Schlumberger relies on Motionless Keyboard Co. v. Microsoft Corp. to argue that a display at the OTC without actual use is not "public use." Dkt. 57. In Motionless Keyboard, the Federal Circuit considered an appeal of a district court's ruling that two patents were invalid under the public use provision of 35 U.S.C. § 102(b). 486 F.3d at 1378. One of the patents was for an ergonomic keyboard and the other for an ergonomic keyboard for a hand-held device. Id. The inventor disclosed the keyboard to a business partner, potential investors, a friend, and a person who conducted typing tests before the critical date. Id. at 1379. The potential investors signed non-disclosure agreements, some of which expired before the critical date, and the typist signed a non-disclosure agreement; the friend and the business partner did not sign agreements. Id. The inventor eventually assigned the patents to a company, Motionless Keyboard Company, and Motionless Keyboard Company sued Microsoft Corp. and others for infringement of various claims of the patent with certain joysticks and cell phones models. Id. The defendants moved for summary judgment of invalidity based on public use. Id. The trial court invalidated the patents based on public use, finding that the disclosure to potential investors to obtain capital was a public use because the inventor's business partner was not under an obligation to keep the invention secret. Id. at 1379, 1384.
The Federal Circuit noted that in all of the cases in which the inventor disclosed his invention, except for the disclosure to the typist, the keyboard was not connected to a computer or other device. Id. at 1385. When the typist used it, she signed a non-disclosure agreement and did not use the keyboard again. Id. The Federal Circuit found that "the one time typing test coupled with a signed NDA and no record of continued use . . . did not elevate to the level of public use." Id. The other disclosures "only provided a visual view of the new keyboard design without any disclosure of . . . . the keyboard design without putting it into use." Id.
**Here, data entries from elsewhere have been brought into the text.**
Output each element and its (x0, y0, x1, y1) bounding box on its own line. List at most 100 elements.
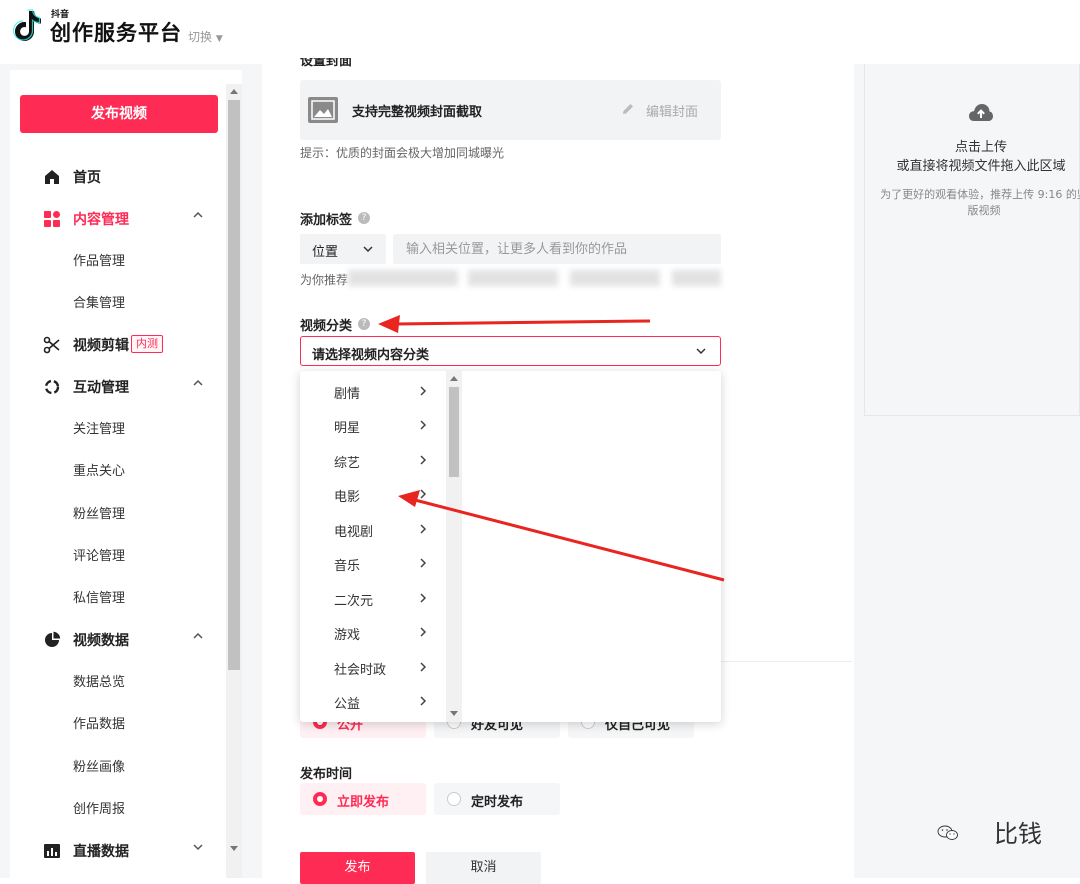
edit-cover-link[interactable]: 编辑封面 (646, 101, 698, 120)
sidebar-item-follow[interactable]: 关注管理 (73, 418, 125, 437)
pencil-icon (623, 104, 633, 114)
recommend-tag-blurred[interactable] (672, 270, 721, 286)
sidebar-item-content[interactable]: 内容管理 (10, 200, 226, 236)
cloud-upload-icon (969, 104, 993, 121)
category-option-label: 游戏 (334, 628, 361, 643)
sidebar-item-video-data[interactable]: 视频数据 (10, 621, 226, 657)
chevron-right-icon (420, 524, 427, 534)
chevron-right-icon (420, 593, 427, 603)
sidebar-item-messages[interactable]: 私信管理 (73, 587, 125, 606)
category-option-label: 公益 (334, 697, 361, 712)
publish-now-radio[interactable]: 立即发布 (300, 783, 426, 815)
beta-badge: 内测 (131, 335, 163, 353)
bar-chart-icon (44, 844, 60, 858)
sidebar-item-home[interactable]: 首页 (10, 158, 226, 194)
chevron-right-icon (420, 558, 427, 568)
category-option[interactable]: 剧情 (300, 377, 446, 407)
location-select-label: 位置 (312, 245, 339, 260)
publish-now-label: 立即发布 (337, 795, 390, 810)
category-option[interactable]: 社会时政 (300, 653, 446, 683)
scroll-down-arrow-icon[interactable] (230, 846, 238, 851)
sidebar-item-data-overview[interactable]: 数据总览 (73, 671, 125, 690)
wechat-watermark-icon (937, 825, 958, 840)
sidebar-item-fans-profile[interactable]: 粉丝画像 (73, 756, 125, 775)
category-option-label: 二次元 (334, 594, 374, 609)
category-option-label: 明星 (334, 421, 361, 436)
sidebar-item-live-data[interactable]: 直播数据 (10, 832, 226, 868)
sidebar-item-label: 内容管理 (73, 212, 129, 228)
top-header: 抖音 创作服务平台 切换 ▼ (0, 0, 1080, 64)
sidebar-item-works[interactable]: 作品管理 (73, 250, 125, 269)
category-option[interactable]: 电视剧 (300, 515, 446, 545)
category-option-label: 电视剧 (334, 525, 374, 540)
publish-scheduled-radio[interactable]: 定时发布 (434, 783, 560, 815)
category-option-label: 综艺 (334, 456, 361, 471)
sidebar-item-works-data[interactable]: 作品数据 (73, 713, 125, 732)
upload-subtitle: 或直接将视频文件拖入此区域 (896, 159, 1066, 174)
chevron-right-icon (420, 627, 427, 637)
recommend-prefix: 为你推荐 (300, 273, 349, 287)
switch-dropdown[interactable]: 切换 ▼ (188, 28, 223, 45)
category-option[interactable]: 公益 (300, 687, 446, 717)
sidebar-item-collections[interactable]: 合集管理 (73, 292, 125, 311)
category-option[interactable]: 音乐 (300, 549, 446, 579)
sidebar-item-key-care[interactable]: 重点关心 (73, 460, 125, 479)
sidebar-item-comments[interactable]: 评论管理 (73, 545, 125, 564)
cancel-button[interactable]: 取消 (426, 852, 541, 884)
recommend-tag-blurred[interactable] (348, 270, 458, 286)
switch-label: 切换 (188, 30, 213, 44)
help-icon[interactable]: ? (358, 212, 370, 224)
category-option[interactable]: 综艺 (300, 446, 446, 476)
sidebar-scrollbar-thumb[interactable] (228, 100, 240, 670)
category-option[interactable]: 二次元 (300, 584, 446, 614)
chevron-right-icon (420, 489, 427, 499)
help-icon[interactable]: ? (358, 318, 370, 330)
location-input[interactable] (393, 234, 721, 264)
publish-video-button[interactable]: 发布视频 (20, 95, 218, 133)
chevron-right-icon (420, 420, 427, 430)
recommend-tag-blurred[interactable] (468, 270, 558, 286)
cover-hint: 提示：优质的封面会极大增加同城曝光 (300, 146, 505, 160)
publish-time-label: 发布时间 (300, 767, 353, 782)
publish-scheduled-label: 定时发布 (471, 795, 524, 810)
scroll-up-arrow-icon[interactable] (450, 376, 458, 381)
chevron-right-icon (420, 696, 427, 706)
platform-title: 创作服务平台 (50, 21, 182, 45)
category-select[interactable]: 请选择视频内容分类 (300, 336, 721, 366)
interaction-icon (44, 379, 60, 395)
category-label: 视频分类 (300, 319, 353, 334)
recommend-tag-blurred[interactable] (570, 270, 660, 286)
sidebar-item-weekly[interactable]: 创作周报 (73, 798, 125, 817)
upload-area[interactable]: 点击上传 或直接将视频文件拖入此区域 为了更好的观看体验，推荐上传 9:16 的… (864, 64, 1080, 416)
category-option-label: 音乐 (334, 559, 361, 574)
scroll-down-arrow-icon[interactable] (450, 711, 458, 716)
sidebar-item-label: 视频数据 (73, 633, 129, 649)
sidebar-item-interaction[interactable]: 互动管理 (10, 368, 226, 404)
caret-down-icon: ▼ (215, 34, 223, 44)
chevron-up-icon (193, 211, 203, 218)
sidebar-item-label: 直播数据 (73, 844, 129, 860)
sidebar: 发布视频 首页 内容管理 作品管理 合集管理 视频剪辑 内测 互动管理 关注管理… (10, 70, 242, 878)
category-option[interactable]: 明星 (300, 411, 446, 441)
sidebar-item-fans[interactable]: 粉丝管理 (73, 503, 125, 522)
upload-title: 点击上传 (954, 140, 1007, 155)
chevron-up-icon (193, 632, 203, 639)
chevron-down-icon (193, 844, 203, 851)
location-select[interactable]: 位置 (300, 234, 386, 264)
cover-selector[interactable]: 支持完整视频封面截取 编辑封面 (300, 80, 721, 140)
category-option[interactable]: 游戏 (300, 618, 446, 648)
category-option[interactable]: 电影 (300, 480, 446, 510)
sidebar-item-video-edit[interactable]: 视频剪辑 内测 (10, 326, 226, 362)
cover-label: 设置封面 (300, 58, 353, 69)
tiktok-logo-icon[interactable] (12, 8, 42, 44)
category-dropdown: 剧情 明星 综艺 电影 电视剧 音乐 二次元 游戏 社会时政 公益 (300, 371, 721, 722)
dropdown-scrollbar-thumb[interactable] (449, 387, 459, 477)
cover-text: 支持完整视频封面截取 (352, 105, 483, 120)
grid-icon (44, 211, 60, 227)
scroll-up-arrow-icon[interactable] (230, 89, 238, 94)
publish-button[interactable]: 发布 (300, 852, 415, 884)
chevron-down-icon (696, 348, 706, 355)
chevron-up-icon (193, 379, 203, 386)
radio-checked-icon (313, 792, 327, 806)
home-icon (45, 170, 59, 184)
Based on these cases, the court finds that BICO has not presented clear and convincing evidence that Kachele's activities at OTC in 1999 and 2000 constitute public use. The evidence presented shows that, at most, a portion of the tube and drawings were displayed. This is different than the kaleidoscope that was usable in Beachcombers, and it is similar to the keyboard that was not attached to a computer in Motionless Keyboard.
3. Was the "Invention" Ready for Patenting?
The court need not address the ready for patenting prong becuse it has found that BICO has not shown by clear and convincing evidence that Kachele's motors were in public use prior to the critical date.
Bico's motion for summary judgment (Dkt. 53) is DENIED.